NP: Clay, and other stuff...bits of stuff I find on the streets, photographs, bits of wood and then I just paint them with this technique that's something I've developed: enamels with different solvents, other water based paints mixed with synthetics...it produces different reactions.
When you look at it, it looks like a chain of events…over which I have limited control.

Argh-t!: You talk about the importance of layers in your work, and how the architecture of Rome is an important influence on that. You also mentioned popular Surrealism- the juxtaposition of these brings to mind collage. Does the history of collage also belong to your set of influences?

NP: Yes but I try not to make the collage too obvious because collage is a dangerous field; it’s really easy to put two images together. You can do it safely, you know, you can have an intuition about two images or you can do it conceptually and I’d rather do the second thing because you will still get an intriguing composition. The interesting part, for me, comes from the space that is created in between the images.


Argh-t!: It seems to me that collage in your work acts as an opening, an entry to the world you are actually trying to show us. These points of entry take on different forms in ‘Waterfall Container’, say, and ‘Star Head Bleeder’ but in both instances they remind me of Fontana’s slashed canvases.

NP: Fontana’s ‘Spatial Concepts’ are about infinity so, I guess in that sense, they are similar but the ‘openings’ in my work are more akin to portals and monoliths.
It’s the same principle with my bleached photographs. You have one time frame, which is the image, and with the manipulation, the layering, you open up another time frame; with these I'm trying to get through what's behind the image. It has a lot to do with what gets triggered on a perception level when I go to these places- what isn’t there.


Argh-t!: What are you working on at the moment?
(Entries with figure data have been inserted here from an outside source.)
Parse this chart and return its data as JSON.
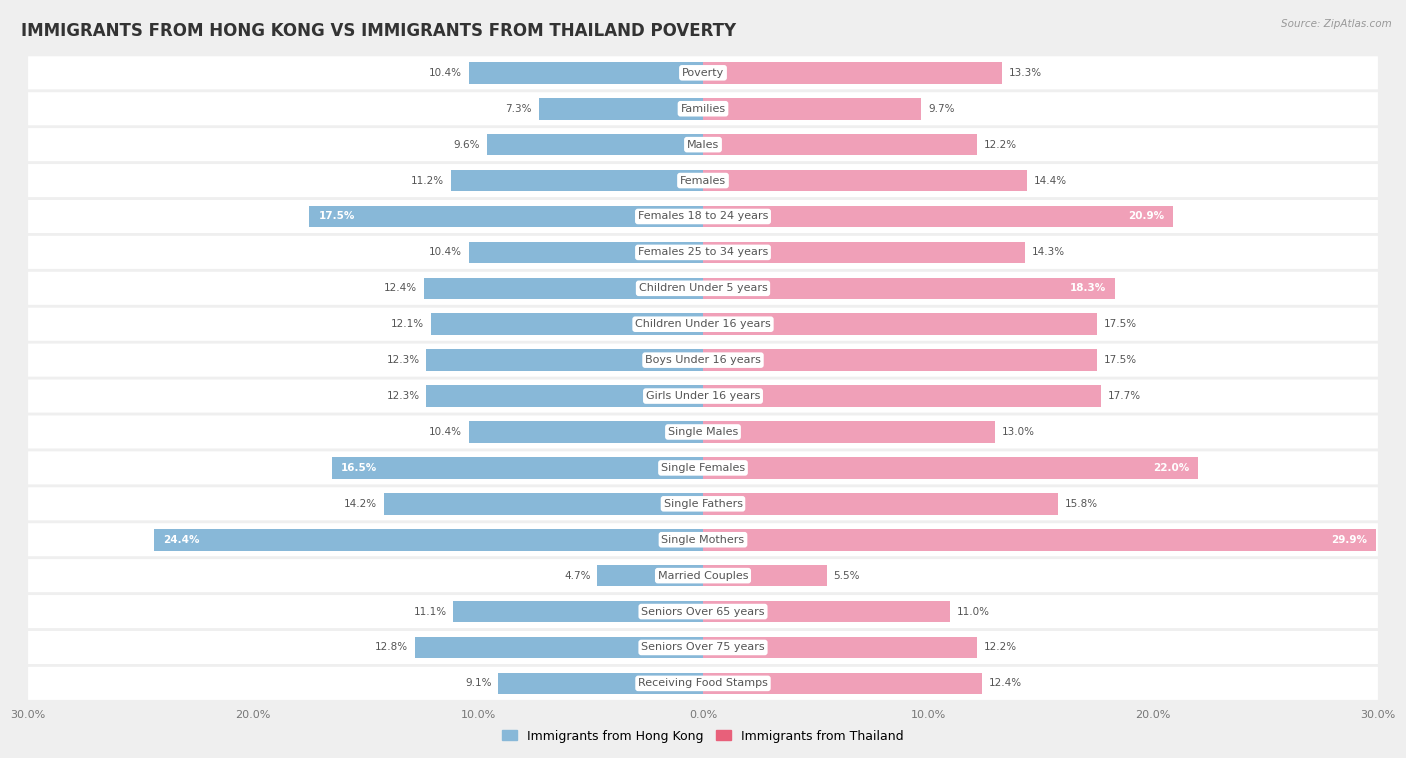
{
  "title": "IMMIGRANTS FROM HONG KONG VS IMMIGRANTS FROM THAILAND POVERTY",
  "source": "Source: ZipAtlas.com",
  "categories": [
    "Poverty",
    "Families",
    "Males",
    "Females",
    "Females 18 to 24 years",
    "Females 25 to 34 years",
    "Children Under 5 years",
    "Children Under 16 years",
    "Boys Under 16 years",
    "Girls Under 16 years",
    "Single Males",
    "Single Females",
    "Single Fathers",
    "Single Mothers",
    "Married Couples",
    "Seniors Over 65 years",
    "Seniors Over 75 years",
    "Receiving Food Stamps"
  ],
  "hong_kong": [
    10.4,
    7.3,
    9.6,
    11.2,
    17.5,
    10.4,
    12.4,
    12.1,
    12.3,
    12.3,
    10.4,
    16.5,
    14.2,
    24.4,
    4.7,
    11.1,
    12.8,
    9.1
  ],
  "thailand": [
    13.3,
    9.7,
    12.2,
    14.4,
    20.9,
    14.3,
    18.3,
    17.5,
    17.5,
    17.7,
    13.0,
    22.0,
    15.8,
    29.9,
    5.5,
    11.0,
    12.2,
    12.4
  ],
  "hk_color": "#88b8d8",
  "th_color": "#f0a0b8",
  "hk_label": "Immigrants from Hong Kong",
  "th_label": "Immigrants from Thailand",
  "hk_label_color": "#6fa8cc",
  "th_label_color": "#e8607a",
  "xlim": 30.0,
  "background_color": "#efefef",
  "bar_bg_color": "#ffffff",
  "title_fontsize": 12,
  "label_fontsize": 8.0,
  "value_fontsize": 7.5,
  "white_label_threshold_hk": 16.0,
  "white_label_threshold_th": 18.0
}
NP: There's a short story by Philip K Dick where he writes about this scientist who is trying to preserve all musical writing. To do this the scientist turns these scripts of Mozart etc into different animals. He then lets them loose and leaves for a while. On his return these animals are all wild and feral; they have turned from these domestic creatures into feral beings because they were left free to roam in this big garden and when he puts one of these animals back into the machine to revert it to a symphony it has become something unlistenable, a total cacophony. It's a great story.